Ingmar Niemann: „Dass es um die Ampel nicht besonders gutsteht, musste nicht erst durch Wahlen bestätigt werden. Den weitgehend überforderten Ministern der SPD – von Verteidigung über Wohnungsbau bis zum Innenministerium – und bis auf Christian Lindner auch den völlig unauffälligen Ministern der FDP stehen zwei höchst effiziente Minister der Grünen gegenüber: Annalena Baerbock und Robert Habeck sind äußerst engagiert, kommunizieren überzeugend und repräsentieren Deutschland weit mehr, als es der Kanzler tut. Also kein Wunder, dass die Grünen bei den Wahlen deutlich besser abschneiden als ihre Ampelpartner."

TRENDYone: Was bedeuten die Wahlergebnisse in SH und NRW für die Zusammensetzung des Bundesrates, also für die weitere Regierungsfähigkeit der Ampel?

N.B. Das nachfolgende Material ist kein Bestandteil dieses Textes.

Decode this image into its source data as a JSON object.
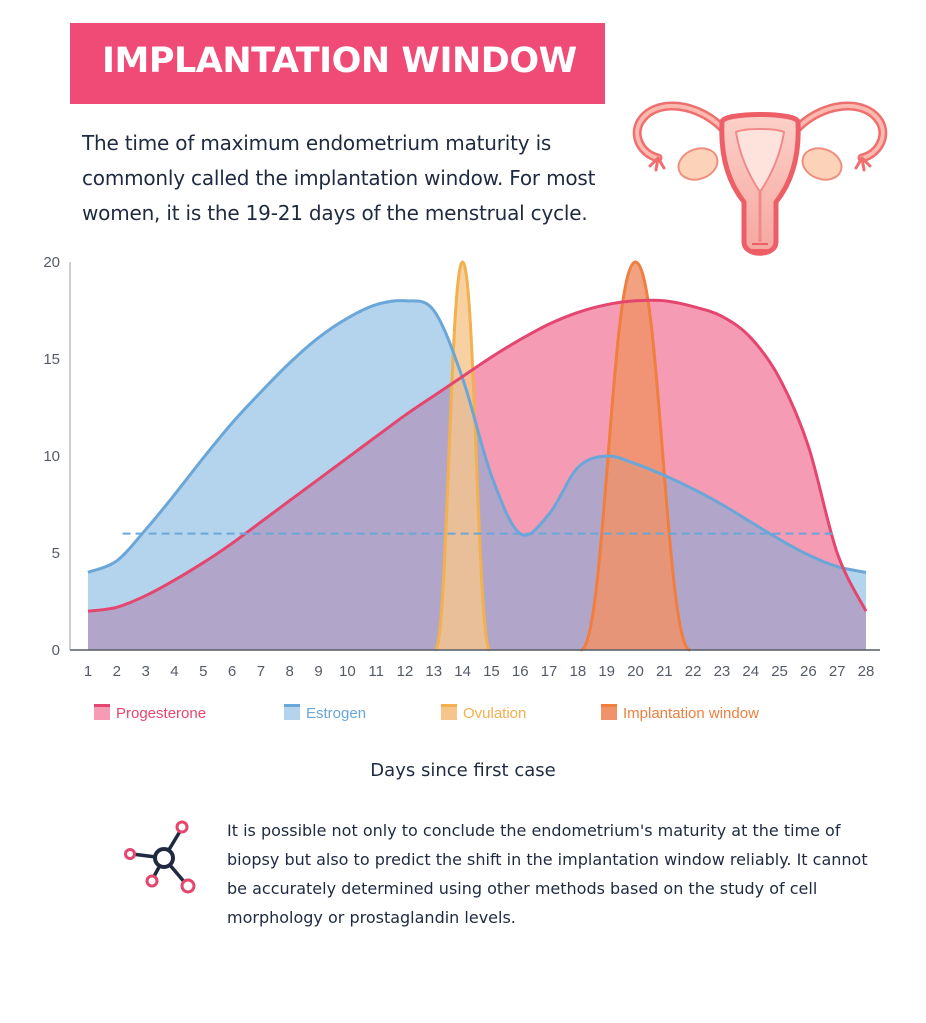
{
  "header": {
    "title": "IMPLANTATION WINDOW",
    "intro": "The time of maximum endometrium maturity is commonly called the implantation window. For most women, it is the 19-21 days of the menstrual cycle."
  },
  "illustration": {
    "icon": "uterus-icon"
  },
  "chart_data": {
    "type": "area",
    "x": [
      1,
      2,
      3,
      4,
      5,
      6,
      7,
      8,
      9,
      10,
      11,
      12,
      13,
      14,
      15,
      16,
      17,
      18,
      19,
      20,
      21,
      22,
      23,
      24,
      25,
      26,
      27,
      28
    ],
    "xlabel": "Days since first case",
    "ylabel": "",
    "ylim": [
      0,
      20
    ],
    "yticks": [
      0,
      5,
      10,
      15,
      20
    ],
    "grid": false,
    "legend_position": "bottom",
    "reference_line": {
      "y": 6,
      "style": "dashed",
      "color": "#6aa7d8"
    },
    "series": [
      {
        "name": "Progesterone",
        "color": "#e5466f",
        "fill": "#f59bb3",
        "values": [
          2,
          2.2,
          2.8,
          3.6,
          4.5,
          5.5,
          6.6,
          7.7,
          8.8,
          9.9,
          11,
          12.1,
          13.1,
          14.1,
          15.1,
          16,
          16.8,
          17.4,
          17.8,
          18,
          18,
          17.7,
          17.2,
          16.1,
          14,
          10.5,
          5,
          2
        ]
      },
      {
        "name": "Estrogen",
        "color": "#6aa7d8",
        "fill": "#b4d4ee",
        "values": [
          4,
          4.6,
          6.2,
          8,
          9.9,
          11.7,
          13.3,
          14.8,
          16.1,
          17.1,
          17.8,
          18,
          17.5,
          14,
          9,
          6,
          7,
          9.4,
          10,
          9.6,
          9,
          8.3,
          7.5,
          6.6,
          5.7,
          4.9,
          4.3,
          4
        ]
      },
      {
        "name": "Ovulation",
        "color": "#f2b04e",
        "fill": "#f6c58c",
        "values": [
          0,
          0,
          0,
          0,
          0,
          0,
          0,
          0,
          0,
          0,
          0,
          0,
          0,
          20,
          0,
          0,
          0,
          0,
          0,
          0,
          0,
          0,
          0,
          0,
          0,
          0,
          0,
          0
        ]
      },
      {
        "name": "Implantation window",
        "color": "#ef7e3f",
        "fill": "#f0926a",
        "values": [
          0,
          0,
          0,
          0,
          0,
          0,
          0,
          0,
          0,
          0,
          0,
          0,
          0,
          0,
          0,
          0,
          0,
          0,
          7,
          20,
          7,
          0,
          0,
          0,
          0,
          0,
          0,
          0
        ]
      }
    ],
    "overlap_color": "#b1a6c9"
  },
  "note": {
    "icon": "molecule-icon",
    "text": "It is possible not only to conclude the endometrium's maturity at the time of biopsy but also to predict the shift in the implantation window reliably. It cannot be accurately determined using other methods based on the study of cell morphology or prostaglandin levels."
  }
}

Ingmar Niemann: „Auswirkungen auf den Bundesrat haben diese Wahlen keine, da Parteien, die nicht im Bund aber in den Ländern miteinander koalieren, in der Regel vereinbaren, dass sie sich im Bundesrat der Stimme enthalten, sollte es zu strittigen Gesetzesvorlagen auf Bundesebene kommen. Da jeweils eine Ampelpartei in einer Koalition mit der Union vertreten sein wird, wird eine solche Vereinbarung aller Voraussicht nach beschlossen werden. Sollte es allerdings in NRW widererwartend zu einer Ampelkoalition kommen, dann hätte die Bundesregierung im Bundesrat 6 Stimmen hinzugewonnen und ihr Gewicht dort erheblich vergrößert."

TRENDYone: Schmiedet die Union Pläne, aus einer Ampel- eine Jamaika-Koalition im Bund zu machen oder täuscht dieser Eindruck? Ministerpräsident Daniel Günther ließ ja bereits verlauten, er könne sich in SH eine Jamaika-Koalition auch ohne Zwang erneut vorstellen?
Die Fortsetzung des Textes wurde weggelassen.